Numa segunda linha de investigação, avaliou-se a influência das representações episódicas nas memórias semânticas. Participantes adultos, jovens e mais velhos, foram solicitados a nomear itens de classes semânticas de nomes próprios, como pessoas e lugares conhecidos, e de nomes comuns (cadeira, maçã, trotinete) com recurso também a técnicas de neuroimagem (eletroencefalografia). Os resultados, no geral, indicaram que os itens de nome próprio, sobretudo o nome de pessoas, são mais difíceis de serem recordados. Mais uma vez, os idosos criaram estratégias de recuperação baseadas no conhecimento prévio acumulado. Os dados neurofisiológicos, obtidos através de oscilações de frequência cerebral (estudo atualmente em revisão por pares), indicaram o recurso ao sistema de memória episódica numa tarefa puramente semântica, em particular para a nomeação de lugares, corroborando assim também a coexistência e intercâmbio entre os dois sistemas de memória.

Para além de contributos teóricos para modelos da memória humana, os resultados desta investigação poderão ser úteis no desenvolvimento de estratégias psicoeducativas e práticas clínicas na avaliação e reabilitação da memória.

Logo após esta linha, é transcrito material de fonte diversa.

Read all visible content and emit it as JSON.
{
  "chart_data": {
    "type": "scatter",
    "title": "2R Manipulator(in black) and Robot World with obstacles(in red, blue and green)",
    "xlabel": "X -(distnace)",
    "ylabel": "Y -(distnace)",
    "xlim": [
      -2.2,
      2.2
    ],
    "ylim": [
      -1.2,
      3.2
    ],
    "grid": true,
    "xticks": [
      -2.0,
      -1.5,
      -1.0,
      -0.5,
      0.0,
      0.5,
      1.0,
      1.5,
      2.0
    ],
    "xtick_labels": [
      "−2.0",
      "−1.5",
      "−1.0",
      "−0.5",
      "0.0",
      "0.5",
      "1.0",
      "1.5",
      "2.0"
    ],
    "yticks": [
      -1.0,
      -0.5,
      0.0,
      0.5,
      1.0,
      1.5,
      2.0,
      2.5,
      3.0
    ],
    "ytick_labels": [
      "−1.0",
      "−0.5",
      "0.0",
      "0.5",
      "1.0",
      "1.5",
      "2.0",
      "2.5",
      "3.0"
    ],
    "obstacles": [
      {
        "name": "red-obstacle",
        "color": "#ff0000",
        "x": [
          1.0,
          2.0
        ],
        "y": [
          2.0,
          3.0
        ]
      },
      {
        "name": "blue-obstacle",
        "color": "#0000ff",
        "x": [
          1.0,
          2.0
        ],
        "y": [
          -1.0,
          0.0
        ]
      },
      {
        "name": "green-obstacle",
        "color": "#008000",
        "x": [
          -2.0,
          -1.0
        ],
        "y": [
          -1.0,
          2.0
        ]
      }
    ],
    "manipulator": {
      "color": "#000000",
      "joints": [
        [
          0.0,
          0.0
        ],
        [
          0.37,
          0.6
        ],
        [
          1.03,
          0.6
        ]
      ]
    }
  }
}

“Existe a necessidade de uma avaliação mais precoce, diferencial e compreensiva, que inclua os diversos tipos de memórias, sobretudo na população idosa. O conhecimento detalhado destas funções permitirá o desenvolvimento de estratégias de estimulação a explorar a interação entre estas memória através dos mecanismos de compensação”.

conclui Cristiane Souza

No âmbito desta investigação foi também validada para a população portuguesa uma base de dados de imagens reais de objetos, a RealPic, e ainda uma base de dados de nomes próprios para pessoas e lugares, que poderão ser utilizadas em investigações futuras. O trabalho de doutoramento de Cristiane Souza, defendido publicamente em março de 2023, foi supervisionado por Margarida Vaz Garrido (CIS-Iscte) e Joana Costa do Carmo (Universidade Lusófona).